Le coordonnateur du master géomatique à l’USSEIN, regrette toutefois le fait que le secteur demeure encore peu structuré, avec un manque ‘’d’investissements durables, de coordination stratégique et de valorisation des compétences locales’’.
‘’Le principal défi à relever est relatif à l’accès à des données de qualité. Dans de nombreux pays, y compris le Sénégal, les données géospatiales sont parfois indisponibles, obsolètes ou non partagées, constate le spécialiste. Heureusement, le projet Senspatial, a mis en place un Géoportail en accès libre regroupant de nombreuses données issues des structures membres’’, a-t-il martelé.
Mouhamed Djibel Cissé note pour sa part qu’au Sénégal ‘’le secteur du géospatial ne trouve pas (encore) la place qu’elle mérite’’.
Dans cette perspective, il a appelé à davantage ‘’outiller les centres de formations’’ en leur dotant d’appareils de dernière génération pour former de ‘’techniciens compétents et compétitifs’’.

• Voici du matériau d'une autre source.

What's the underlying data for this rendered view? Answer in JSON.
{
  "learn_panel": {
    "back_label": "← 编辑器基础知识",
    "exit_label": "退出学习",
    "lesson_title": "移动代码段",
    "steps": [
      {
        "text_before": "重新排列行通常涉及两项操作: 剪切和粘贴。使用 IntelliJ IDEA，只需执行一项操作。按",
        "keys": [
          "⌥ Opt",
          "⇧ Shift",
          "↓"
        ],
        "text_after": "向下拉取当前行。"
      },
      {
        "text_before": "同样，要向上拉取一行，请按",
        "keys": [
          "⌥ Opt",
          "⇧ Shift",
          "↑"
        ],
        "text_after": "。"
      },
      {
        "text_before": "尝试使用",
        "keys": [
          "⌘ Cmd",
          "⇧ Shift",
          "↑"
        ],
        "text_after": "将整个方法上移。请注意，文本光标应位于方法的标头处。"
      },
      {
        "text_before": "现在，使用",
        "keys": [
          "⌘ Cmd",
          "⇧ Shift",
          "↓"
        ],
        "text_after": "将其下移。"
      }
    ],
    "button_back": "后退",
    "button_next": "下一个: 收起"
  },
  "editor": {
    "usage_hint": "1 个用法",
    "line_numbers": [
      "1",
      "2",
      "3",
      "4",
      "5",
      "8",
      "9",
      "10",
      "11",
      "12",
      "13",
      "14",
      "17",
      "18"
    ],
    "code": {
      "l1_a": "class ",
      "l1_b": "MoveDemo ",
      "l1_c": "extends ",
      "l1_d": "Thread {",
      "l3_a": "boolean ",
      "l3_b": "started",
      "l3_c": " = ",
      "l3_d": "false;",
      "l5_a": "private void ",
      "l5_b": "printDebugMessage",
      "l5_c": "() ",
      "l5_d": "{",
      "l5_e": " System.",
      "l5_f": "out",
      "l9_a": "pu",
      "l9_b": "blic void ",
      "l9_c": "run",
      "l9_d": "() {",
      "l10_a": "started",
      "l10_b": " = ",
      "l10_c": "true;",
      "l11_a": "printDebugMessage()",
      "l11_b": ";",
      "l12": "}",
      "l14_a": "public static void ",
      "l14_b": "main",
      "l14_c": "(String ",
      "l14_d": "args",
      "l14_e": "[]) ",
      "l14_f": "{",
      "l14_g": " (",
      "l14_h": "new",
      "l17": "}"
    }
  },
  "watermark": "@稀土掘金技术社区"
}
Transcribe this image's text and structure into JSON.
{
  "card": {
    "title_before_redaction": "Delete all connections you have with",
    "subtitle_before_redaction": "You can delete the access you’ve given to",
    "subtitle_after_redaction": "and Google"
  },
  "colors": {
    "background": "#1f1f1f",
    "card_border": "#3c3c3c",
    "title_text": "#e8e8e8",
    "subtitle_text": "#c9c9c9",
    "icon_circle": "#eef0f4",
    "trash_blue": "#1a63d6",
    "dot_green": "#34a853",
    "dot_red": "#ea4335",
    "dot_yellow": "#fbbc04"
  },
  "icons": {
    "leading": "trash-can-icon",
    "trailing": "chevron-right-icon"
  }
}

Sur le plan institutionnel, il est urgent de mieux coordonner les acteurs afin d’éviter ‘’les doublons et les lacunes’’. Laabaly Touré suggère également le renforcement de ‘’la gouvernance des données’’, en établissant un cadre juridique clair, afin d’assurer l’interopérabilité entre les plateformes et de structurer le secteur pour éviter sa fragmentation’’.
Cela passe par des investissements en formation, en recherche et dans le développement de solutions adaptées aux réalités locales, a-t-il relevé.
L’universitaire se félicite toutefois ‘’d’initiatives louables de l’Etat’’ allant dans le sens de développer le secteur du géospatial au Sénégal. Il faisait notamment allusion au Plan National de Géomatique, à la création de l’Agence Sénégalaise des Études Spatiales (ASES), et le lancement du nanosatellite GaindeSat.
‘’Ces actions montrent une volonté de renforcer les capacités nationales dans le domaine des données et des services spatiaux. Cependant, leur impact reste limité en raison de l’absence d’un cadre de gouvernance solide, de financements durables, et d’une vision stratégique intégrée sur le long terme’’, a-t-il poursuivi.
Il se réjouit également d’une dynamisation de l’offre de formation dans les universités sénégalaises. Des établissements comme l’UCAD, l’UGB, l’USSEIN ou l’École Polytechnique de Thiès proposent des formations en licence, en master et des modules spécialisés. L’USSEIN dont il coordonne le master en géomatique se distingue aujourd’hui comme une structure de référence, avec une licence en Géomatique et Climatologie et un master sur cette discipline, a-t-il relevé.
De son point de vue, des opportunités d’emploi existent dans le secteur mais ils sont souvent mal identifiés. ‘’Le potentiel d’insertion est prometteur, car la géomatique est transversale et innovante. Il faut néanmoins cartographier les besoins du secteur, encourager les entreprises à recruter des profils géospatiaux et mettre en place des dispositifs d’insertion professionnelle adaptés’’, a-t-il recommandé.
Docteur Labaly Touré insiste également sur la nécessité d’aligner les formations avec les besoins du marché, de renforcer les moyens techniques et de mettre en place une école doctorale dédiée.